Contact Center Analytics Pipeline

A production-grade Jupyter notebook pipeline for daily contact center reporting. Processes raw telephony platform exports and produces a supervisor coaching alert PDF, a daily performance email (HTML), and an Excel output — fully automated, no manual steps.

Note on data: This repository contains no real agent data, PII, or company identifiers. All sample outputs were generated using the included synthetic data generator. See Data & Privacy below.

What It Does

The pipeline ingests five Excel exports from an 8x8-style telephony platform and runs them through a structured sequence of transformations:

Call classification — wrap codes are matched against defined sets (live contact, voicemail, dead air, excluded) to produce clean OB/IB channel splits
KPI calculation — per-agent metrics including productive DPH, median handle time by disposition type, wrap compliance gap, away time, on-break %, and IB contact rate
Flag logic — agents are tiered (Immediate Attention / Watch / On Track) based on DPH target, handle time zones, away time threshold, and wrap compliance
DPH suppression — agents below a productive-time threshold have DPH shown as N/A with an explanatory note, avoiding misleading ratios
Output generation — coaching alert PDF (supervisor use), daily email HTML (distribution-ready), Excel summary

The pipeline handles a multi-team contact center with both outbound (dialer-driven) and inbound (queue-driven) channels, including agents working both simultaneously.

Architecture

input/                        # Raw telephony platform exports (Excel, skiprows=6)
  login.xlsx                  # Agent login/logout times
  interactions.xlsx           # Wrap code dispositions (OB + IB calls)
  statusCode.xlsx             # Per-agent status code activity
  timeStatus.xlsx             # Time-on-status aggregates
  leads_daily.xlsx            # Presented/Accepted/Rejected/Abandoned by agent

staging/                      # Intermediate files (cleaned, merged)
output/                       # Final deliverables + master history

contact_center_analysis_patched_v9.1.ipynb   # Main pipeline (44 cells, paired code/markdown)
generate_synthetic_data.py                   # Synthetic data generator
sanitize_outputs.py                          # Output sanitizer

Notebook Structure (44 cells, 1:1 code/markdown pairs)

Cell	Role
1–3	Config, imports, wrap code classification sets
4–9	Data ingestion and cleaning (one cell per source file)
10	KPI calculation — all per-agent metrics derived here
11	Flag logic and agent tiering
12	58-test validation suite — data quality checks across 9 sections
13	Coaching alert PDF generator
14–16	Excel output, master history append, agent reconciliation checks
17	Email HTML + weekly rollup generator
18+	Ad hoc analysis cells

Key Design Decisions

Wrap code classification over duration inference. Contact vs. voicemail is determined by exact wrap code match, not call length heuristics. This eliminates misclassification at the tails (very short contacts, unusually long voicemails).

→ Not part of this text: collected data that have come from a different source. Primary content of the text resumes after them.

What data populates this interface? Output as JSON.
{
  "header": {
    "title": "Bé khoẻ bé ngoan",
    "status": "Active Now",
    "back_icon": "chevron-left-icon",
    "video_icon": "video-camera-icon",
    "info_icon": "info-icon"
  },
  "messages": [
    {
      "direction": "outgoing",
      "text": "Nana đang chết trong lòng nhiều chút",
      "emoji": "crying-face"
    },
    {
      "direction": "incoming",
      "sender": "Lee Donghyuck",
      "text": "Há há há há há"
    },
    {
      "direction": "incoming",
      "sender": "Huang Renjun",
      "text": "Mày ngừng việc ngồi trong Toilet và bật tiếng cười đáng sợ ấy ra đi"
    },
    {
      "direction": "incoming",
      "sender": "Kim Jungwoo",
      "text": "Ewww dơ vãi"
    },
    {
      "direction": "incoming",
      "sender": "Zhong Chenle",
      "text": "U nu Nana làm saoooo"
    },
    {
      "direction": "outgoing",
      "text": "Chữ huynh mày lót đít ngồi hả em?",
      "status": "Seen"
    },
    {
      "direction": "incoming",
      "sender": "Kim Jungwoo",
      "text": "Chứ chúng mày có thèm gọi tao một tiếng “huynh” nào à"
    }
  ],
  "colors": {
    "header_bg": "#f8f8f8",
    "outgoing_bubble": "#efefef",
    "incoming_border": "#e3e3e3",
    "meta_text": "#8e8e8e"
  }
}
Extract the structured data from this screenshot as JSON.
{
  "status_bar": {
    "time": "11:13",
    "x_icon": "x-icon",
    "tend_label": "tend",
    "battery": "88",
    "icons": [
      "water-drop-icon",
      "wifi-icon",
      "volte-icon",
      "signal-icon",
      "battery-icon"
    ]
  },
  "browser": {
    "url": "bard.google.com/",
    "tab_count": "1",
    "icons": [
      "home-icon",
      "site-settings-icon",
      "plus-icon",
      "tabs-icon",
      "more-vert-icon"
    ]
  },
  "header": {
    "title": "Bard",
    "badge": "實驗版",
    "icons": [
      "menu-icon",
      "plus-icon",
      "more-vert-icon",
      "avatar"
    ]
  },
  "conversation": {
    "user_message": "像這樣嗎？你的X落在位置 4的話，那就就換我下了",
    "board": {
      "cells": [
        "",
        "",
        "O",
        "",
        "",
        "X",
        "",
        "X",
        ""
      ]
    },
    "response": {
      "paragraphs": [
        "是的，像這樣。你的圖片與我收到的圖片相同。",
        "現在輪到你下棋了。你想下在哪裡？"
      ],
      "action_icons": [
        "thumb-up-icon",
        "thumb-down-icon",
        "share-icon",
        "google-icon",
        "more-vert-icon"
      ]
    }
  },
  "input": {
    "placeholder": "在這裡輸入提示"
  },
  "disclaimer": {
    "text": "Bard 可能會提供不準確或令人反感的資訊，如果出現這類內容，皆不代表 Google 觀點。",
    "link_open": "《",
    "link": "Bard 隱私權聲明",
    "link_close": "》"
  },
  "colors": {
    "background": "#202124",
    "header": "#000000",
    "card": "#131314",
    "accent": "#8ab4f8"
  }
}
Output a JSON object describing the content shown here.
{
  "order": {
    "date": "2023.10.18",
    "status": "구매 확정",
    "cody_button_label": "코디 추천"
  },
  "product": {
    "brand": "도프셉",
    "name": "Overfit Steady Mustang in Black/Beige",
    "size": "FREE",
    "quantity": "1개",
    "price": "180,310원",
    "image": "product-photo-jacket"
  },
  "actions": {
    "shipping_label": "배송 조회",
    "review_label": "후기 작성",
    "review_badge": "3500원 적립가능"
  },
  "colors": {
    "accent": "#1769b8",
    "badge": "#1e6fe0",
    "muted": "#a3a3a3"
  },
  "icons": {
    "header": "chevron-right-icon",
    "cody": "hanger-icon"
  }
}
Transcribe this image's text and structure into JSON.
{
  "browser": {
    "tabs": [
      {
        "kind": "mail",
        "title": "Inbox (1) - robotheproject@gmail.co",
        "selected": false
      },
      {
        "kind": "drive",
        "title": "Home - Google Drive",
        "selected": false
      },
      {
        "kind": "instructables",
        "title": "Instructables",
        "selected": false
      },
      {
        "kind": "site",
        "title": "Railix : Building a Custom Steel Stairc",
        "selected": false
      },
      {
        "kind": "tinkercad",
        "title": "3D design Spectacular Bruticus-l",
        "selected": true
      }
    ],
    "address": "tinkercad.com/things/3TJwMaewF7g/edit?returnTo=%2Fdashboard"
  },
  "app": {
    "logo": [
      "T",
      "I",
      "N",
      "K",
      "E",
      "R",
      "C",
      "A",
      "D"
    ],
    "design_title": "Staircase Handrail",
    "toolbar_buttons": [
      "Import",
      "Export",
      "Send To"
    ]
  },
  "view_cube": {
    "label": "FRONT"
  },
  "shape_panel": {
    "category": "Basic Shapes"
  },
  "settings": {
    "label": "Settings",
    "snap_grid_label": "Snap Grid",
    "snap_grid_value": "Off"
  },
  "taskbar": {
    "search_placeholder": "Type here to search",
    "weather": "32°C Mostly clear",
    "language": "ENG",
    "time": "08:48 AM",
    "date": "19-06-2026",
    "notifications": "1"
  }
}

Productive DPH, not raw. The primary DPH metric excludes working offline, meetings, 1:1s, and training from the denominator. Raw DPH is shown for reference. Agents below a productive-time floor have DPH suppressed to N/A rather than showing a misleadingly inflated number.

OB/IB channel separation throughout. Metrics, flags, and outputs treat outbound and inbound as distinct workstreams. Agents on both channels appear in both sections of every output.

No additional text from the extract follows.